The English version of the world's largest online encyclopedia, Wikipedia, went offline on Wednesday as a protest to the “oppressive” act.
After Wikipedia's initiative, all hell broke loose. For the first time Google decided to put a message supporting the protest against SOPA on the world's most expensive virtual space, the Google search homepage. Millions have signed Google's anti-SOPA petition.
The largest community for smartphone hacks and development of apps, XDA Developers also joined the cause. Due to the popularity of the site in the developer community, over 50,000 petitions were signed within a matter of a few hours!
Flickr, the online photo sharing site, also joined in by allowing users to darken up to 10 photos each for a period of 24 hours.

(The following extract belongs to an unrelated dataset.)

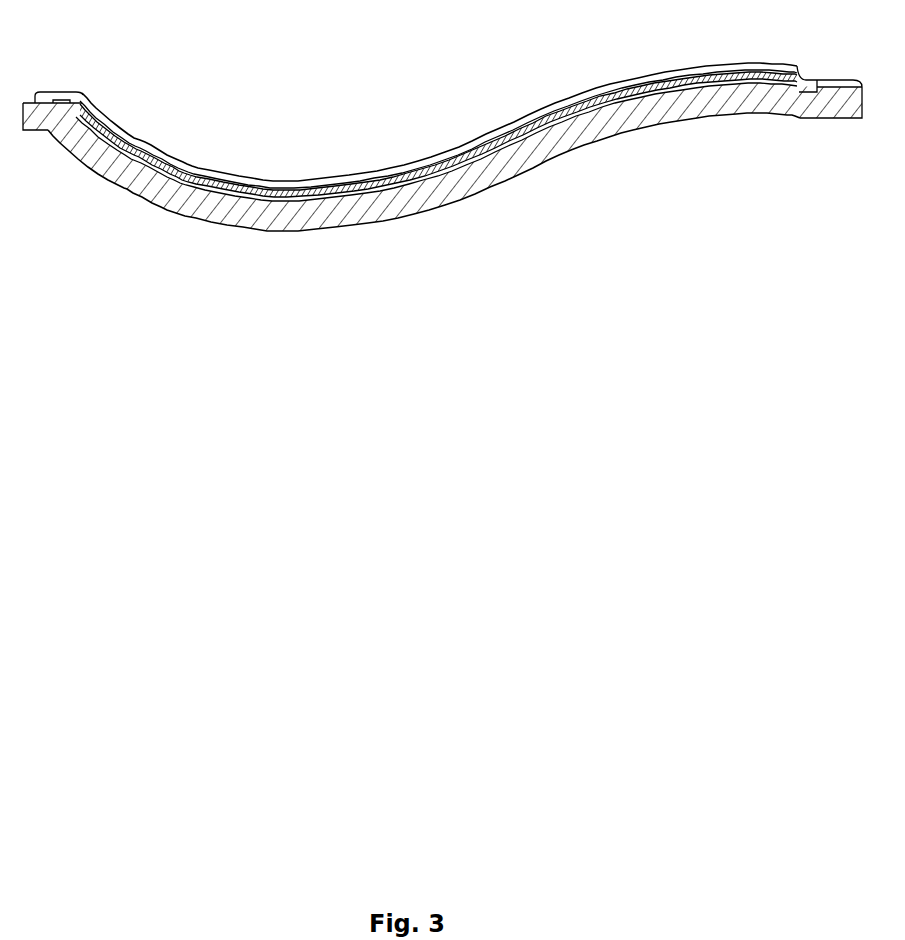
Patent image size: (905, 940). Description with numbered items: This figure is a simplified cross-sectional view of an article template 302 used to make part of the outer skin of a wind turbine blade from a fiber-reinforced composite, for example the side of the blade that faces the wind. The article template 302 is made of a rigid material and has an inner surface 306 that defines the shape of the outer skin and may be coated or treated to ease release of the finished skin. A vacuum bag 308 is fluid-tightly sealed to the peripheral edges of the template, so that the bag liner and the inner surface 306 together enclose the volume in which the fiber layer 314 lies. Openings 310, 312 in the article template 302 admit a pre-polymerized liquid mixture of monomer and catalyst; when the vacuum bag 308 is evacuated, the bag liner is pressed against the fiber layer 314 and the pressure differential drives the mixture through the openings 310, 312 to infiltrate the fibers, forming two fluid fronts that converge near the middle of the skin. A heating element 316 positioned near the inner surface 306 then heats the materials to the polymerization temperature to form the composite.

Pirate Bay seems to have a very interesting approach. It simply declared that the bill will not stop it's activities. (After the recent arrest of some it's senior officials, one would think they would practice a little more caution).
Mozilla has also joined the ranks with a blackout on its site and a message on the Firefox browser homepage.
Founder of everyone's beloved social networking site, Facebook, wants in on the action. Mark Zuckerberg expressed his views on SOPA through his twitter account.
Other websites and online services like theoatmeal.com, boingboing.net, damnlol.com, reddit.com, twitpic.com, wired.com and wordpress.com have also made their distaste for the bill known by simultaneous blackouts on Jan 18th.
Though this was quite a thrill, the rage that took the virtual world by storm and united it under one banner (no, not Google, we still mean the anti-SOPA campaign), do we really know what is it about the act that has so infuriated the world wide web?
Here are some of the sections of the bill which were brought to our notice:
This section is very righteously titled, "MARKET-BASED SYSTEM TO PROTECT U.S. CUSTOMERS AND PREVENT U.S. FUNDING OF SITES DEDICATED TO THEFT OF U.S. PROPERTY."
"'Internet site is dedicated to theft of U.S. property' if [a portion of the site is US-directed] and is used by users within the United States and is primarily designed or operated for the purpose of offering services in a manner that enables or facilitates [copyright violation or circumvention of copyright protection measures]."
In other words, it virtually (ironic) means that sites like Google, You Tube, Dropbox and many others would be purely dedicated to theft of U.S property. No seriously, we are not making this up!
This is another mind rattling clause. Although reading the entire clause is necessary, for now let's go over the worst parts. According to section [(b)(2)] and [(b)(1)], ad networks and payment providers are to cut off all services to the accused site upon receiving a claim from the copyright holder. This is to be done within five days. Unless, a counter notification is received by them from the accused site before the suit was filed. (Excuse me?)
Note that the authorities are not responsible to notify the party that they have been sued!
The only 'way out' is if you prove beforehand that you're either a foreigner or do not fit the criteria of an 'infringing site'. But wait, "Any provider of a notification or counter notification who knowingly materially misrepresents under this section...that such site does not meet the criteria of an Internet site dedicated to the theft of U.S. property shall be liable for damages, including costs and attorneys’ fees, incurred by the person injured by such misrepresentation as a result of the misrepresentation".
So if you do fit the criteria of an 'infringing site', YOU LIED! PERJURY!
If you still miraculously manage to give a counter notice, but the service provider or the ad network does not cut off services to the accused site within five days, the accusing party can file a law-suit against you. In case you happen to be out of town you'll be facing an 'in rem' law-suit.
So there's the rock and then there is the hard place and somewhere in between there's you.
What you read is just a fragment of the entire Stop Online Piracy Act; a mere trailer of a nightmare. Let's hope that either the U.S. Senate, or we, wake up soon.